I have only tried to reproduce your problems and posted my own findings in the first post, I hope with the necessary information for everyone else to reproduce. I do not use the traffic shaper for any of my installations ATM.

So, I think we should just wait and see if anyone thinks there might really be a problem with 2.4 beta or maybe correct my faulty test setup from post one. :)

chrcoluk

So in the end you did not try to get the rule you added working?

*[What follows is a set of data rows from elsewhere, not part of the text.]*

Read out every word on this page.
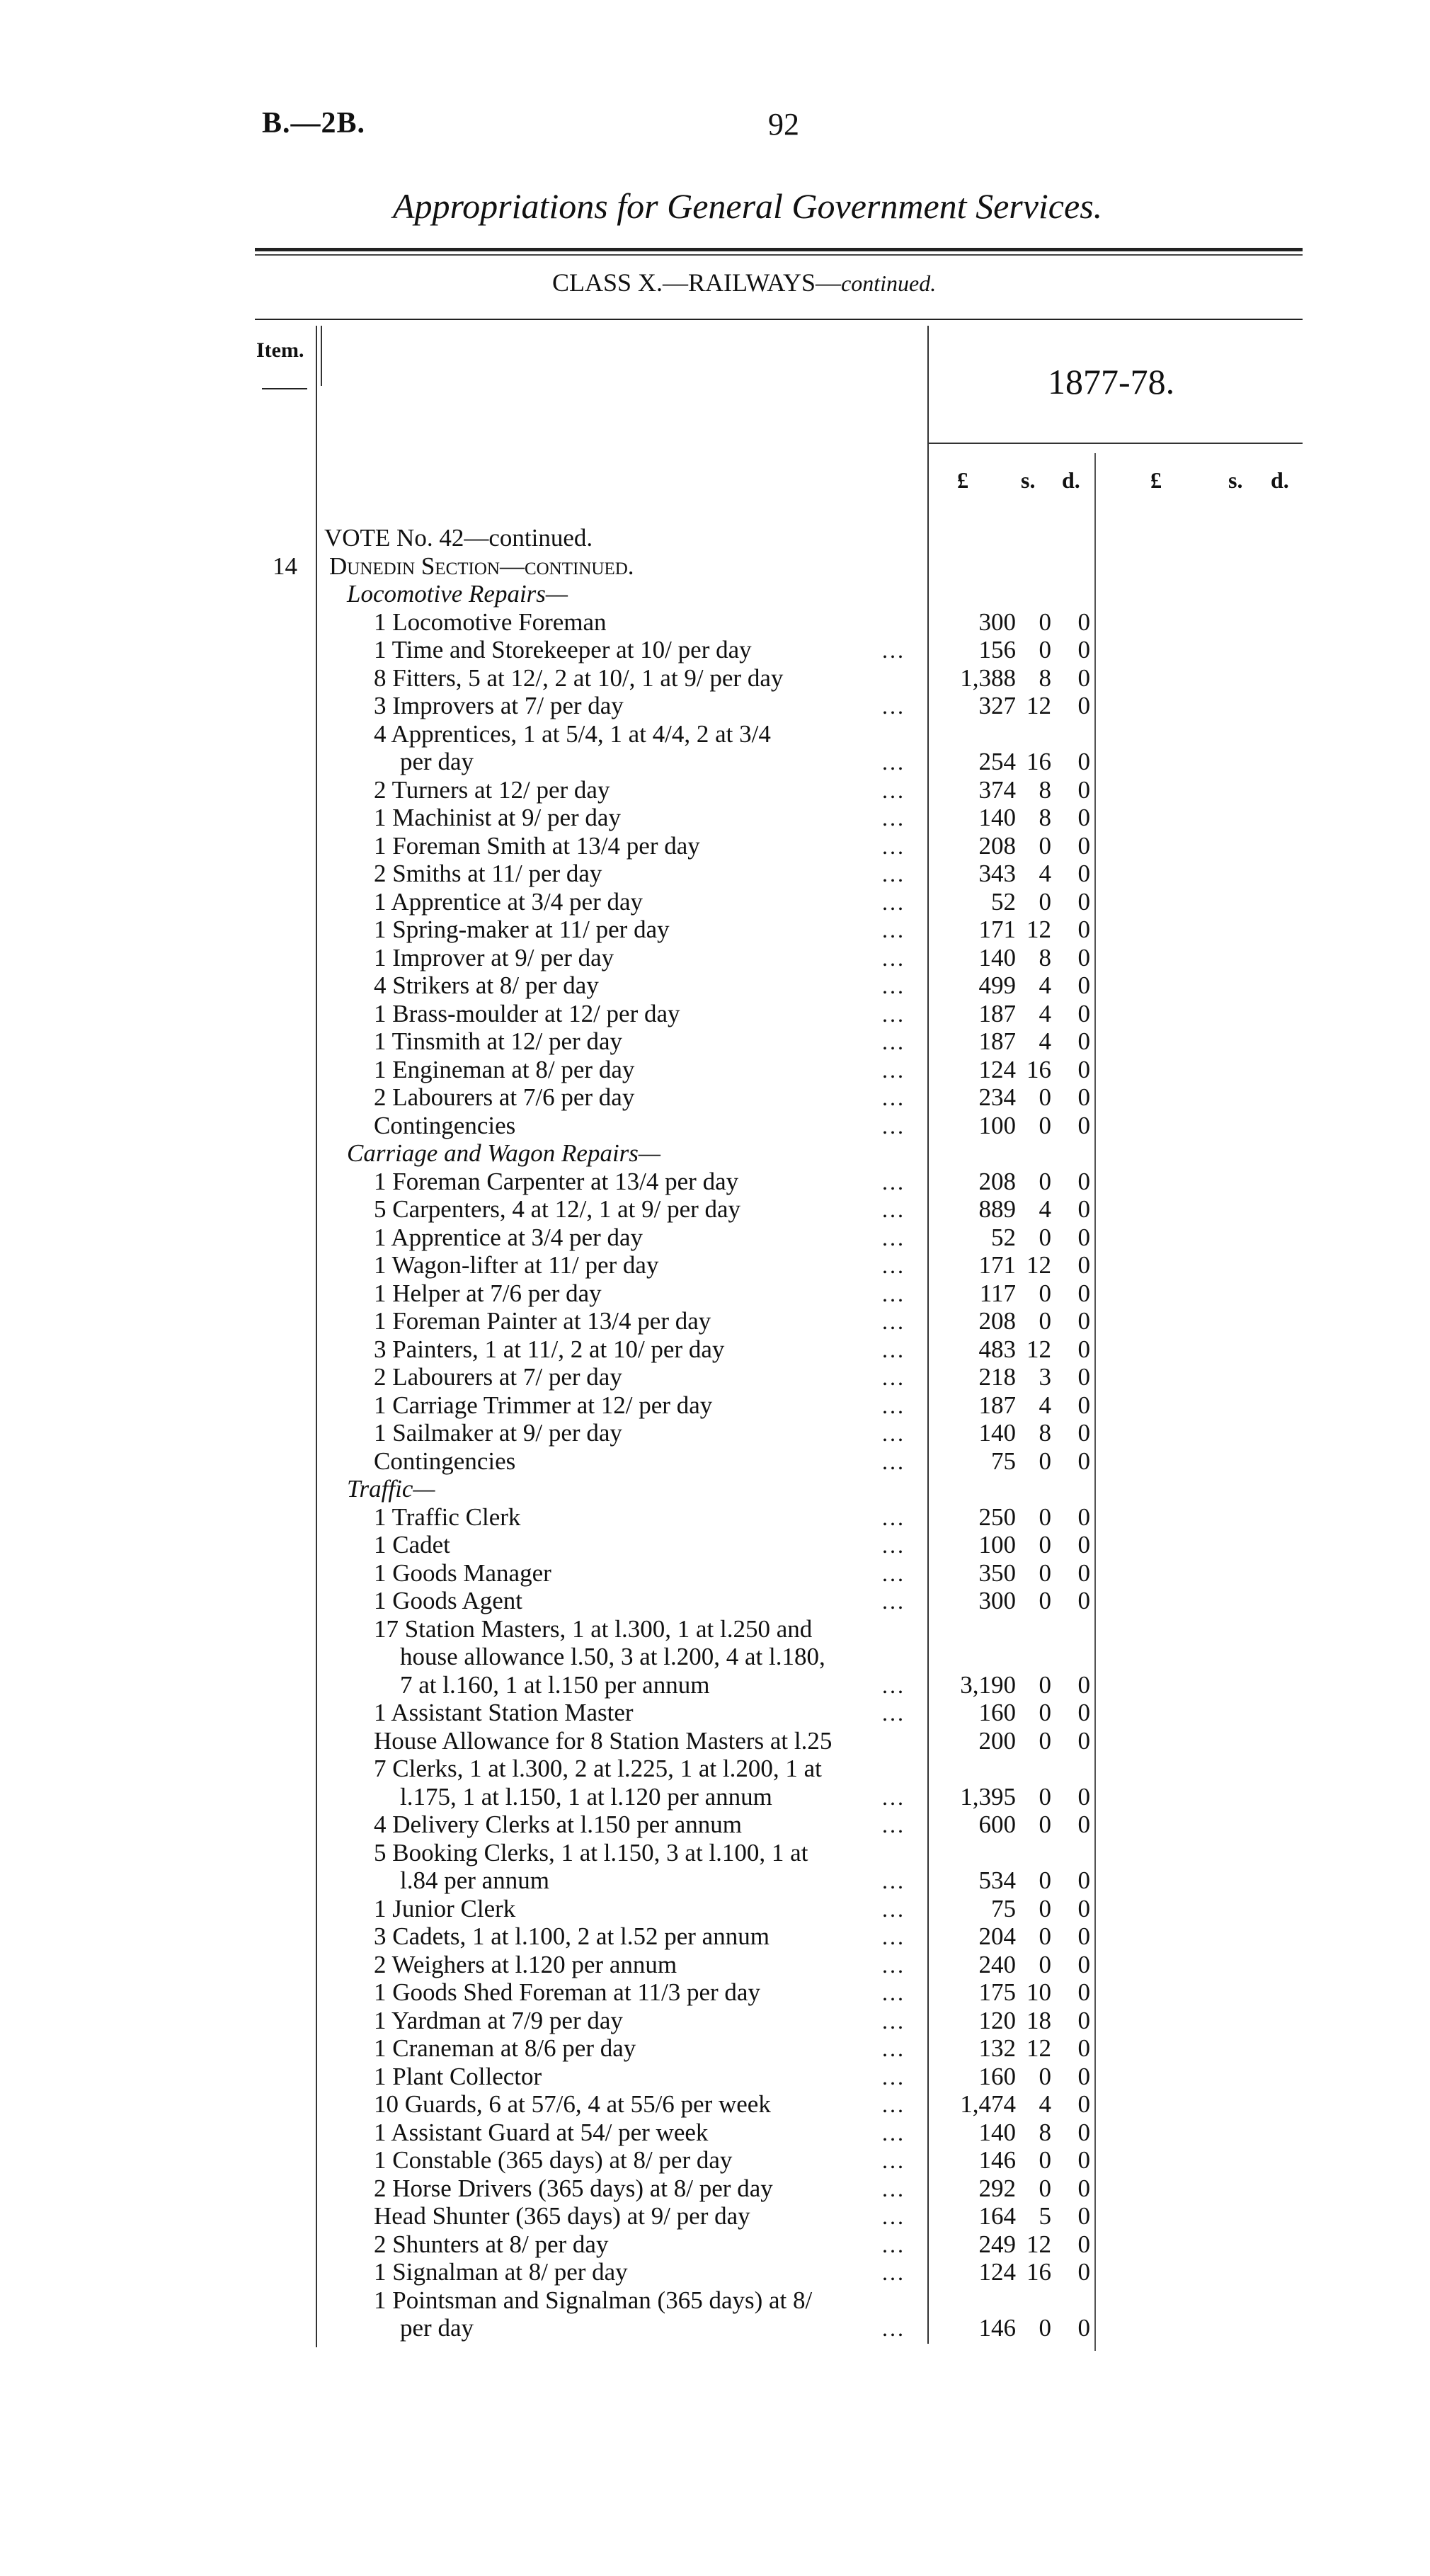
B.—2B.	92
Appropriations for General Government Services.
CLASS X.—RAILWAYS—continued.
Item.
1877-78.
£ s. d.	£	s. d.
VOTE No. 42—continued.
14 Dunedin Section—continued.
Locomotive Repairs—
1 Locomotive Foreman	300 0	0
1 Time and Storekeeper at 10/ per day	...	156 0	0
8 Fitters, 5 at 12/, 2 at 10/, 1 at 9/ per day	1,388 8	0
3 Improvers at 7/ per day	...	327 12	0
4 Apprentices, 1 at 5/4, 1 at 4/4, 2 at 3/4
per day	...	254 16	0
2 Turners at 12/ per day	...	374 8	0
1 Machinist at 9/ per day	...	140 8	0
1 Foreman Smith at 13/4 per day	...	208 0	0
2 Smiths at 11/ per day	...	343 4	0
1 Apprentice at 3/4 per day	...	52 0	0
1 Spring-maker at 11/ per day	...	171 12	0
1 Improver at 9/ per day	...	140 8	0
4 Strikers at 8/ per day	...	499 4	0
1 Brass-moulder at 12/ per day	...	187 4	0
1 Tinsmith at 12/ per day	...	187 4	0
1 Engineman at 8/ per day	...	124 16	0
2 Labourers at 7/6 per day	...	234 0	0
Contingencies	...	100 0	0
Carriage and Wagon Repairs—
1 Foreman Carpenter at 13/4 per day	...	208 0	0
5 Carpenters, 4 at 12/, 1 at 9/ per day	...	889 4	0
1 Apprentice at 3/4 per day	...	52 0	0
1 Wagon-lifter at 11/ per day	...	171 12	0
1 Helper at 7/6 per day	...	117 0	0
1 Foreman Painter at 13/4 per day	...	208 0	0
3 Painters, 1 at 11/, 2 at 10/ per day	...	483 12	0
2 Labourers at 7/ per day	...	218 3	0
1 Carriage Trimmer at 12/ per day	...	187 4	0
1 Sailmaker at 9/ per day	...	140 8	0
Contingencies	...	75 0	0
Traffic—
1 Traffic Clerk	...	250 0	0
1 Cadet	...	100 0	0
1 Goods Manager	...	350 0	0
1 Goods Agent	...	300 0	0
17 Station Masters, 1 at l.300, 1 at l.250 and
house allowance l.50, 3 at l.200, 4 at l.180,
7 at l.160, 1 at l.150 per annum	...	3,190 0	0
1 Assistant Station Master	...	160 0	0
House Allowance for 8 Station Masters at l.25	200 0	0
7 Clerks, 1 at l.300, 2 at l.225, 1 at l.200, 1 at
l.175, 1 at l.150, 1 at l.120 per annum	...	1,395 0	0
4 Delivery Clerks at l.150 per annum	...	600 0	0
5 Booking Clerks, 1 at l.150, 3 at l.100, 1 at
l.84 per annum	...	534 0	0
1 Junior Clerk	...	75 0	0
3 Cadets, 1 at l.100, 2 at l.52 per annum	...	204 0	0
2 Weighers at l.120 per annum	...	240 0	0
1 Goods Shed Foreman at 11/3 per day	...	175 10	0
1 Yardman at 7/9 per day	...	120 18	0
1 Craneman at 8/6 per day	...	132 12	0
1 Plant Collector	...	160 0	0
10 Guards, 6 at 57/6, 4 at 55/6 per week	...	1,474 4	0
1 Assistant Guard at 54/ per week	...	140 8	0
1 Constable (365 days) at 8/ per day	...	146 0	0
2 Horse Drivers (365 days) at 8/ per day	...	292 0	0
Head Shunter (365 days) at 9/ per day	...	164 5	0
2 Shunters at 8/ per day	...	249 12	0
1 Signalman at 8/ per day	...	124 16	0
1 Pointsman and Signalman (365 days) at 8/
per day	...	146 0	0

Also I have never diagnosed the problem I reported heavily with 2.2 so I dont know if it is unique to 2.4.

chrcoluk

@Nullity:

@chrcoluk:

what is the result then with the fixed syntax?

you can keep keep state on with it only in one direction but just be aware it wont catch all icmp traffic.

The response packets will be statefully allowed and if they leave through qArbitrary on LAN they will be assigned to qArbitrary on WAN, I think. (But "prioritizing" ingress ICMP packets that have already arrived on the LAN gateway is usually nonsensical if the intent is to improve latency.)

I have not really tested the impact on ICMP with ingress shaping, but I have with ssh packets.  So e.g. if I run a dslreports speedtest using the cable settings which uses over 20 download threads, and then hold down a key in a ssh session I see the cursor jumping around (which means packet loss), however if the ssh traffic is on a higher inbound queue, it becomes smooth as none of its packets are getting dropped, so ingress shaping is at least effective on tcp traffic.

athurdent

@chrcoluk:

Remove icmp-type any as that is invalid PF syntax.

Filed a bugreport for this, phil.davis has fixed it and created a pull request. https://github.com/pfsense/pfsense/pull/3377
Should be in one of the next snapshots I think. Thanks again, Phil!

chrcoluk

also someone has repeated the other problem I found and files his own report.